Vonetta McGee, star of several blaxploitation-era films including “Blacula” and “Shaft in Africa,” died July 9 in Berkeley, Calif., after being taken off life support following cardia arrest. She was 65.
Born Lawrence Vonetta McGee, the California native made her 1968 screen debut in Italian comedy “Faustina.” Later roles in films including “Melinda,” “Blacula” and “Hammer” made her a reluctant icon of the 1970s blaxploitation era. In a 1979 article the Los Angeles Times reported she disapproved of the reference, saying people used it “like racism, so you don’t have to think of the individual elements, just the whole.”
McGee and her then-partner, Max Julien, also produced and co-starred in “Thomasine and Bushrod,” a blaxsploitation film about a gang of Robin Hood-esque thieves, in 1974.
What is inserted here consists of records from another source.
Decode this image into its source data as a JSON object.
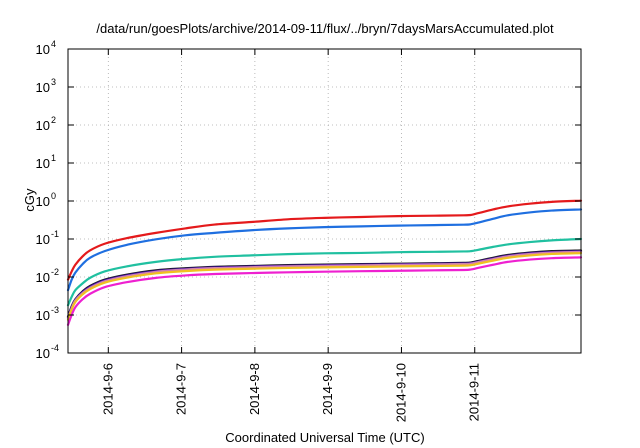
{
  "chart_data": {
    "type": "line",
    "title": "/data/run/goesPlots/archive/2014-09-11/flux/../bryn/7daysMarsAccumulated.plot",
    "xlabel": "Coordinated Universal Time (UTC)",
    "ylabel": "cGy",
    "yscale": "log",
    "ylim": [
      0.0001,
      10000
    ],
    "xlim": [
      0.0,
      7.0
    ],
    "x_ticks": [
      {
        "x": 0.55,
        "label": "2014-9-6"
      },
      {
        "x": 1.55,
        "label": "2014-9-7"
      },
      {
        "x": 2.55,
        "label": "2014-9-8"
      },
      {
        "x": 3.55,
        "label": "2014-9-9"
      },
      {
        "x": 4.55,
        "label": "2014-9-10"
      },
      {
        "x": 5.55,
        "label": "2014-9-11"
      }
    ],
    "y_ticks": [
      {
        "exp": -4,
        "value": 0.0001
      },
      {
        "exp": -3,
        "value": 0.001
      },
      {
        "exp": -2,
        "value": 0.01
      },
      {
        "exp": -1,
        "value": 0.1
      },
      {
        "exp": 0,
        "value": 1
      },
      {
        "exp": 1,
        "value": 10
      },
      {
        "exp": 2,
        "value": 100
      },
      {
        "exp": 3,
        "value": 1000
      },
      {
        "exp": 4,
        "value": 10000
      }
    ],
    "grid": true,
    "x": [
      0.0,
      0.05,
      0.1,
      0.2,
      0.3,
      0.5,
      0.8,
      1.2,
      1.6,
      2.0,
      2.5,
      3.0,
      3.5,
      4.0,
      4.5,
      5.0,
      5.4,
      5.5,
      5.6,
      5.8,
      6.0,
      6.3,
      6.6,
      7.0
    ],
    "series": [
      {
        "color": "#e41a1c",
        "values": [
          0.0085,
          0.014,
          0.021,
          0.035,
          0.05,
          0.075,
          0.105,
          0.145,
          0.19,
          0.24,
          0.28,
          0.33,
          0.36,
          0.38,
          0.4,
          0.41,
          0.42,
          0.43,
          0.48,
          0.6,
          0.72,
          0.85,
          0.95,
          1.02
        ]
      },
      {
        "color": "#1f6fe0",
        "values": [
          0.0045,
          0.0085,
          0.013,
          0.022,
          0.032,
          0.048,
          0.07,
          0.098,
          0.125,
          0.145,
          0.17,
          0.19,
          0.205,
          0.215,
          0.225,
          0.232,
          0.238,
          0.245,
          0.27,
          0.34,
          0.42,
          0.5,
          0.56,
          0.6
        ]
      },
      {
        "color": "#20c0a0",
        "values": [
          0.0018,
          0.003,
          0.0045,
          0.0068,
          0.0095,
          0.014,
          0.019,
          0.025,
          0.03,
          0.034,
          0.037,
          0.04,
          0.042,
          0.043,
          0.045,
          0.046,
          0.047,
          0.048,
          0.052,
          0.062,
          0.072,
          0.083,
          0.092,
          0.1
        ]
      },
      {
        "color": "#1a1a1a",
        "values": [
          0.0009,
          0.0017,
          0.0026,
          0.0042,
          0.0058,
          0.0085,
          0.0115,
          0.015,
          0.017,
          0.0185,
          0.0195,
          0.0205,
          0.0212,
          0.0218,
          0.0224,
          0.023,
          0.0235,
          0.0242,
          0.0265,
          0.032,
          0.038,
          0.044,
          0.048,
          0.05
        ]
      },
      {
        "color": "#3a0aa8",
        "values": [
          0.00085,
          0.0016,
          0.0025,
          0.004,
          0.0055,
          0.0081,
          0.011,
          0.0143,
          0.0163,
          0.0178,
          0.0188,
          0.0197,
          0.0204,
          0.021,
          0.0216,
          0.0222,
          0.0227,
          0.0233,
          0.0255,
          0.0305,
          0.0362,
          0.042,
          0.0455,
          0.0475
        ]
      },
      {
        "color": "#d080b0",
        "values": [
          0.0008,
          0.0015,
          0.0024,
          0.0038,
          0.0052,
          0.0077,
          0.0105,
          0.0137,
          0.0157,
          0.0171,
          0.0181,
          0.019,
          0.0197,
          0.0203,
          0.0209,
          0.0215,
          0.022,
          0.0226,
          0.0247,
          0.0295,
          0.035,
          0.0405,
          0.044,
          0.046
        ]
      },
      {
        "color": "#f0c020",
        "values": [
          0.00075,
          0.0014,
          0.0022,
          0.0035,
          0.0048,
          0.0071,
          0.0096,
          0.0125,
          0.0143,
          0.0156,
          0.0165,
          0.0173,
          0.0179,
          0.0185,
          0.019,
          0.0195,
          0.0199,
          0.0205,
          0.0225,
          0.027,
          0.032,
          0.037,
          0.0405,
          0.0425
        ]
      },
      {
        "color": "#ee20d0",
        "values": [
          0.00055,
          0.001,
          0.0016,
          0.0026,
          0.0036,
          0.0054,
          0.0073,
          0.0095,
          0.011,
          0.012,
          0.0127,
          0.0133,
          0.0138,
          0.0142,
          0.0146,
          0.015,
          0.0153,
          0.0158,
          0.0174,
          0.021,
          0.025,
          0.0288,
          0.0313,
          0.0328
        ]
      }
    ]
  }
}
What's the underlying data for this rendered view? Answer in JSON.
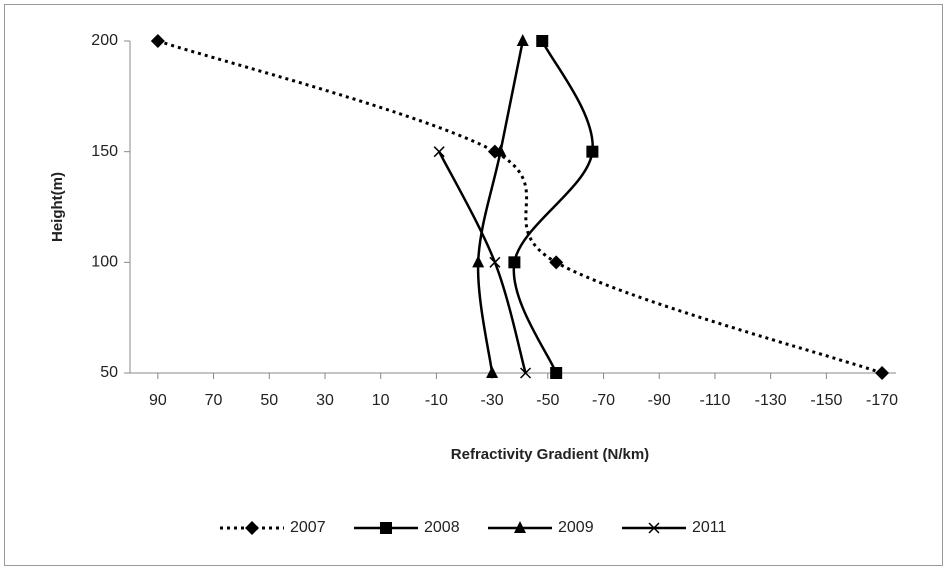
{
  "chart_data": {
    "type": "line",
    "x_label": "Refractivity Gradient (N/km)",
    "y_label": "Height(m)",
    "y": [
      200,
      150,
      100,
      50
    ],
    "series": [
      {
        "name": "2007",
        "color": "#000000",
        "marker": "diamond",
        "dash": "dotted",
        "x": [
          90,
          -31,
          -53,
          -170
        ]
      },
      {
        "name": "2008",
        "color": "#000000",
        "marker": "square",
        "dash": "solid",
        "x": [
          -48,
          -66,
          -38,
          -53
        ]
      },
      {
        "name": "2009",
        "color": "#000000",
        "marker": "triangle",
        "dash": "solid",
        "x": [
          -41,
          -33,
          -25,
          -30
        ]
      },
      {
        "name": "2011",
        "color": "#000000",
        "marker": "x",
        "dash": "solid",
        "x": [
          null,
          -11,
          -31,
          -42
        ]
      }
    ],
    "xlim": [
      100,
      -175
    ],
    "ylim": [
      50,
      200
    ],
    "xticks": [
      90,
      70,
      50,
      30,
      10,
      -10,
      -30,
      -50,
      -70,
      -90,
      -110,
      -130,
      -150,
      -170
    ],
    "yticks": [
      50,
      100,
      150,
      200
    ],
    "smooth": true,
    "legend": "bottom"
  }
}
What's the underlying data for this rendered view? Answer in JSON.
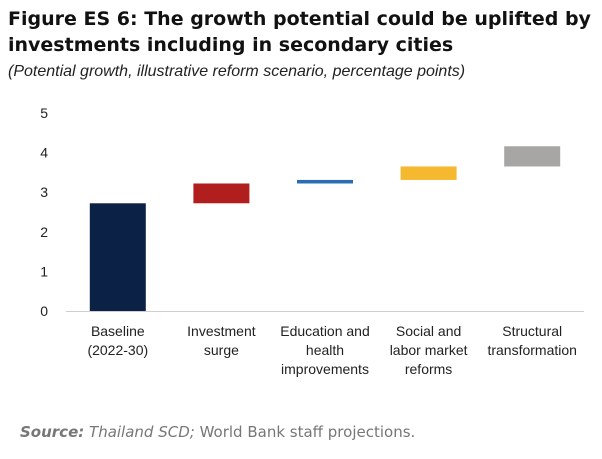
{
  "figure": {
    "title": "Figure ES 6: The growth potential could be uplifted by investments including in secondary cities",
    "subtitle": "(Potential growth, illustrative reform scenario, percentage points)"
  },
  "source": {
    "label": "Source:",
    "italic": "Thailand SCD;",
    "rest": " World Bank staff projections."
  },
  "chart_data": {
    "type": "bar",
    "subtype": "waterfall",
    "title": "",
    "xlabel": "",
    "ylabel": "",
    "ylim": [
      0,
      5
    ],
    "yticks": [
      0,
      1,
      2,
      3,
      4,
      5
    ],
    "grid": false,
    "legend": "none",
    "categories": [
      {
        "label_lines": [
          "Baseline",
          "(2022-30)"
        ]
      },
      {
        "label_lines": [
          "Investment",
          "surge"
        ]
      },
      {
        "label_lines": [
          "Education and",
          "health",
          "improvements"
        ]
      },
      {
        "label_lines": [
          "Social and",
          "labor market",
          "reforms"
        ]
      },
      {
        "label_lines": [
          "Structural",
          "transformation"
        ]
      }
    ],
    "bars": [
      {
        "start": 0,
        "end": 2.72,
        "color": "#0c2146"
      },
      {
        "start": 2.72,
        "end": 3.22,
        "color": "#b01e1e"
      },
      {
        "start": 3.22,
        "end": 3.31,
        "color": "#2a6db5"
      },
      {
        "start": 3.31,
        "end": 3.65,
        "color": "#f5b82e"
      },
      {
        "start": 3.65,
        "end": 4.16,
        "color": "#a8a5a5"
      }
    ]
  }
}
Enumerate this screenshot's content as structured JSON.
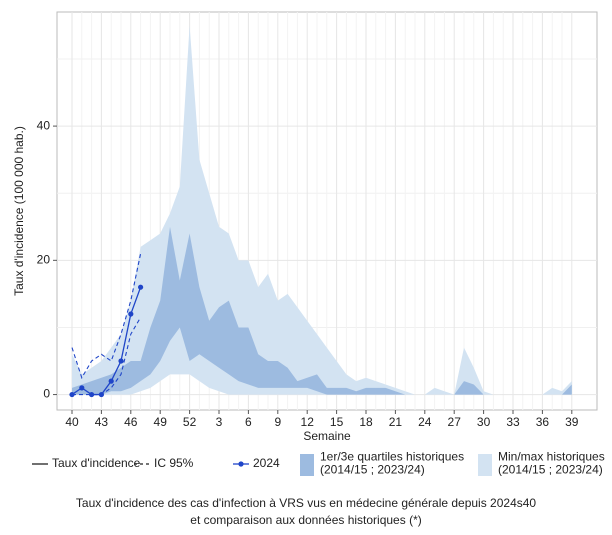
{
  "chart_data": {
    "type": "band-line",
    "y_label": "Taux d'incidence (100 000 hab.)",
    "x_label": "Semaine",
    "caption": [
      "Taux d'incidence des cas d'infection à VRS vus en médecine générale depuis 2024s40",
      "et comparaison aux données historiques (*)"
    ],
    "categories": [
      40,
      null,
      null,
      43,
      null,
      null,
      46,
      null,
      null,
      49,
      null,
      null,
      52,
      null,
      null,
      3,
      null,
      null,
      6,
      null,
      null,
      9,
      null,
      null,
      12,
      null,
      null,
      15,
      null,
      null,
      18,
      null,
      null,
      21,
      null,
      null,
      24,
      null,
      null,
      27,
      null,
      null,
      30,
      null,
      null,
      33,
      null,
      null,
      36,
      null,
      null,
      39
    ],
    "ylim": [
      -2.3,
      57
    ],
    "yticks": [
      0,
      20,
      40
    ],
    "grid": true,
    "series": [
      {
        "kind": "band",
        "color": "#d3e3f2",
        "lower": [
          0,
          0,
          0,
          0,
          0,
          0,
          0,
          0.5,
          1,
          2,
          3,
          3,
          3,
          2,
          1,
          0.5,
          0,
          0,
          0,
          0,
          0,
          0,
          0,
          0,
          0,
          0,
          0,
          0,
          0,
          0,
          0,
          0,
          0,
          0,
          0,
          0,
          0,
          0,
          0,
          0,
          0,
          0,
          0,
          0,
          0,
          0,
          0,
          0,
          0,
          0,
          0,
          0
        ],
        "upper": [
          6,
          3,
          4,
          5,
          7,
          9,
          14,
          22,
          23,
          24,
          27,
          31,
          55,
          35,
          30,
          25,
          24,
          20,
          20,
          16,
          18,
          14,
          15,
          13,
          11,
          9,
          7,
          5,
          3,
          2,
          2.5,
          2,
          1.5,
          1,
          0.5,
          0,
          0,
          1,
          0.5,
          0,
          7,
          4,
          0.5,
          0,
          0,
          0,
          0,
          0,
          0,
          1,
          0.5,
          2
        ]
      },
      {
        "kind": "band",
        "color": "#9dbbe0",
        "lower": [
          0,
          0,
          0,
          0,
          0.5,
          0.5,
          1,
          2,
          3,
          5,
          8,
          10,
          5,
          6,
          5,
          4,
          3,
          2,
          1.5,
          1,
          1,
          1,
          1,
          1,
          1,
          0.5,
          0,
          0,
          0,
          0,
          0,
          0,
          0,
          0,
          0,
          0,
          0,
          0,
          0,
          0,
          0,
          0,
          0,
          0,
          0,
          0,
          0,
          0,
          0,
          0,
          0,
          0
        ],
        "upper": [
          1,
          1.5,
          2,
          2.5,
          3,
          4,
          5,
          5,
          10,
          14,
          25,
          17,
          24,
          16,
          11,
          13,
          14,
          10,
          10,
          6,
          5,
          5,
          4,
          2,
          2.5,
          3,
          1,
          1,
          1,
          0.5,
          1,
          1,
          1,
          0.5,
          0,
          0,
          0,
          0,
          0,
          0,
          2,
          1.5,
          0,
          0,
          0,
          0,
          0,
          0,
          0,
          0,
          0,
          1.5
        ]
      },
      {
        "kind": "ci",
        "color": "#1f45c8",
        "lower": [
          0,
          0,
          0,
          0,
          1,
          3,
          9,
          11.5,
          null,
          null,
          null,
          null,
          null,
          null,
          null,
          null,
          null,
          null,
          null,
          null,
          null,
          null,
          null,
          null,
          null,
          null,
          null,
          null,
          null,
          null,
          null,
          null,
          null,
          null,
          null,
          null,
          null,
          null,
          null,
          null,
          null,
          null,
          null,
          null,
          null,
          null,
          null,
          null,
          null,
          null,
          null,
          null
        ],
        "upper": [
          7,
          2.5,
          5,
          6,
          5,
          9,
          14,
          21,
          null,
          null,
          null,
          null,
          null,
          null,
          null,
          null,
          null,
          null,
          null,
          null,
          null,
          null,
          null,
          null,
          null,
          null,
          null,
          null,
          null,
          null,
          null,
          null,
          null,
          null,
          null,
          null,
          null,
          null,
          null,
          null,
          null,
          null,
          null,
          null,
          null,
          null,
          null,
          null,
          null,
          null,
          null,
          null
        ]
      },
      {
        "kind": "line",
        "color": "#1f45c8",
        "values": [
          0,
          1,
          0,
          0,
          2,
          5,
          12,
          16,
          null,
          null,
          null,
          null,
          null,
          null,
          null,
          null,
          null,
          null,
          null,
          null,
          null,
          null,
          null,
          null,
          null,
          null,
          null,
          null,
          null,
          null,
          null,
          null,
          null,
          null,
          null,
          null,
          null,
          null,
          null,
          null,
          null,
          null,
          null,
          null,
          null,
          null,
          null,
          null,
          null,
          null,
          null,
          null
        ]
      }
    ],
    "legend": [
      {
        "label": [
          "Taux d'incidence"
        ],
        "symbol": "solid",
        "color": "#222222"
      },
      {
        "label": [
          "IC 95%"
        ],
        "symbol": "dashed",
        "color": "#222222"
      },
      {
        "label": [
          "2024"
        ],
        "symbol": "point-line",
        "color": "#1f45c8"
      },
      {
        "label": [
          "1er/3e quartiles historiques",
          "(2014/15 ; 2023/24)"
        ],
        "symbol": "box",
        "color": "#9dbbe0"
      },
      {
        "label": [
          "Min/max historiques",
          "(2014/15 ; 2023/24)"
        ],
        "symbol": "box",
        "color": "#d3e3f2"
      }
    ]
  }
}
Despite being diagnosed with Hodgkins lymphoma at 17, the actress accrued dozens of TV and film credits throughout her 30-year career. She starred alongside Clint Eastwood in 1973’s “The Eiger Sanction” and appeared in 1984’s “Repo Man.”
Shifting mostly to television in the 1980s, the actress had recurring roles in such series as “Bustin’ Loose,” “Cagney and Lacey,” and “L.A. Law.” She last appeared on screen in 1998’s “Johnny B Good.”
Survivors include her husband, Carl Lumbly; a son; her mother; three brothers; and a sister.